China holds more than $1 trillion in U.S. government debt — and thanks to a decades-old tax treaty doesn’t have to pay tax to Uncle Sam on the income it derives from dividends from the interest on that debt.
Sen. Joni Ernst, Iowa Republican, wants the Treasury Department to report exactly how much that costs the U.S. in lost revenue.
“Think about that: We are borrowing money from China to pay China for lending us money, and sweetening the bargain with a tax loophole that literally goes all the way to China,” Ms. Ernst said Tuesday as she awarded the trade deal terms her “Squeal award” for the month of June.
Ms. Ernst won election in 2014 in part on a campaign ad where she recalled her Iowa childhood castrating hogs, and vowed to make Washington squeal under the budget scalpel.
In this case, her target is the terms of trade with the Chinese government, which she says allows China to run a massive trade surplus with the U.S., while avoiding taxes on the dividend income from U.S. debt.
In a letter last week to Treasury Secretary Steven T. Mnuchin, the senator said China has reneged on agreements with President Trump to buy more U.S. products such as soybeans.
She said as those trade negotiations continue, both the U.S. and China deserve to know how much income Uncle Sam is forgoing because of the dividend tax matter.
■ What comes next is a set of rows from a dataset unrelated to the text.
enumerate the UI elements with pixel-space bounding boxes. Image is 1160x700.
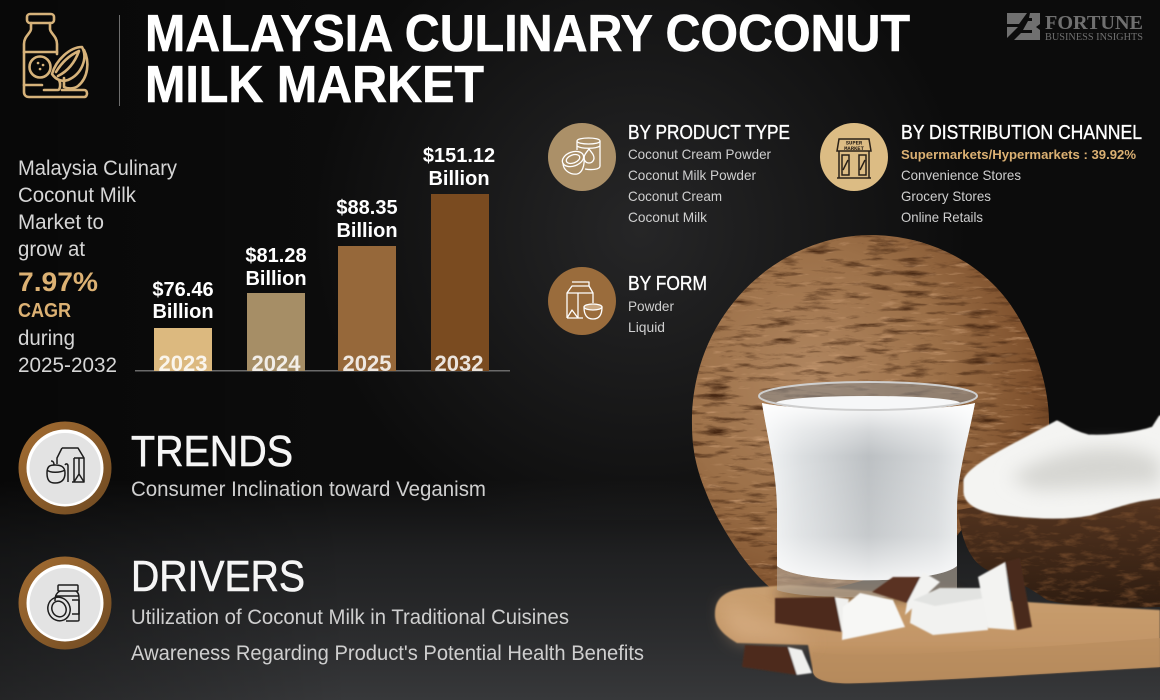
bar 2024: 2024 <box>252 351 301 376</box>
halved coconut <box>958 417 1160 608</box>
whole coconut <box>692 235 1049 600</box>
panel: by distribution channel: Supermarkets/Hypermarkets : 39.92% <box>901 147 1136 162</box>
icon: distribution channel <box>820 123 888 191</box>
panel: by product type: Coconut Milk Powder <box>628 167 756 183</box>
photo: coconuts and glass of milk <box>692 235 1160 683</box>
bar 2032 <box>423 145 495 376</box>
coconut chunks <box>742 558 1032 675</box>
panel: by distribution channel: Grocery Stores <box>901 188 991 204</box>
text block: CAGR statement: CAGR <box>18 300 71 322</box>
panel: by product type <box>628 122 790 225</box>
logo: Fortune Business Insights: FORTUNE <box>1045 12 1143 34</box>
bar chart: market size <box>135 145 510 376</box>
bar 2024: $81.28 <box>245 245 307 267</box>
header divider <box>119 15 120 106</box>
text block: CAGR statement: 2025-2032 <box>18 354 117 377</box>
icon: drivers <box>18 556 112 650</box>
panel: by product type: Coconut Cream Powder <box>628 146 771 162</box>
text block: CAGR statement: during <box>18 327 75 350</box>
panel: trends <box>131 427 486 501</box>
bar 2023: $76.46 <box>152 279 214 301</box>
icon: distribution channel: MARKET <box>844 145 865 152</box>
text block: CAGR statement: Malaysia Culinary <box>18 157 177 180</box>
bar 2032: 2032 <box>435 351 483 376</box>
panel: trends: TRENDS <box>131 427 293 476</box>
panel: by form: Liquid <box>628 319 665 335</box>
panel: drivers: Utilization of Coconut Milk in Traditional Cuisines <box>131 606 569 629</box>
text block: CAGR statement: 7.97% <box>18 267 98 297</box>
panel: trends: Consumer Inclination toward Veganism <box>131 478 486 501</box>
icon: form <box>548 267 616 335</box>
bar 2032: $151.12 <box>423 145 495 167</box>
bar 2023: 2023 <box>159 351 207 376</box>
panel: by product type: Coconut Cream <box>628 188 722 204</box>
panel: drivers <box>131 552 644 665</box>
bar 2023 <box>152 279 214 376</box>
panel: by form: Powder <box>628 298 674 314</box>
glass of milk <box>759 382 977 601</box>
title: MILK MARKET <box>145 56 484 114</box>
icon: product type <box>548 123 616 191</box>
bar 2025 <box>336 197 398 376</box>
panel: by product type: Coconut Milk <box>628 209 708 225</box>
wooden board <box>715 585 1160 683</box>
bar 2024: Billion <box>245 268 307 290</box>
icon: trends <box>18 422 112 514</box>
logo: Fortune Business Insights <box>1007 12 1143 43</box>
bar 2023: Billion <box>152 301 214 323</box>
text block: CAGR statement: grow at <box>18 238 85 261</box>
text block: CAGR statement: Market to <box>18 211 104 234</box>
bar 2025: Billion <box>336 220 398 242</box>
bar 2025: 2025 <box>343 351 391 376</box>
text block: CAGR statement: Coconut Milk <box>18 184 136 207</box>
panel: by distribution channel: Convenience Stores <box>901 167 1021 183</box>
panel: by distribution channel <box>901 122 1142 225</box>
bar 2025: $88.35 <box>336 197 398 219</box>
panel: by form <box>628 273 707 335</box>
panel: by form: BY FORM <box>628 273 707 295</box>
text block: CAGR statement <box>18 157 177 377</box>
panel: by product type: BY PRODUCT TYPE <box>628 122 790 144</box>
logo: Fortune Business Insights: BUSINESS INSIGHTS <box>1045 32 1143 43</box>
panel: drivers: Awareness Regarding Product's Potential Health Benefits <box>131 642 644 665</box>
bar 2024 <box>245 245 307 376</box>
icon: distribution channel: SUPER <box>846 140 863 146</box>
title <box>145 5 910 114</box>
bar 2032: Billion <box>428 168 490 190</box>
panel: by distribution channel: Online Retails <box>901 209 983 225</box>
title: MALAYSIA CULINARY COCONUT <box>145 5 910 63</box>
header icon: bottle and coconut <box>24 14 87 97</box>
panel: drivers: DRIVERS <box>131 552 305 601</box>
She said it would be good to know what other countries also are excused from paying.
“I would, therefore, request that the Treasury Department begin calculating and publicly posting the amount of interest paid to the top ten major foreign holders of U.S. Treasury securities as well as the cost of foregone tax revenues resulting from any exemptions granted by trade deals or other agreements with those nations,” she wrote.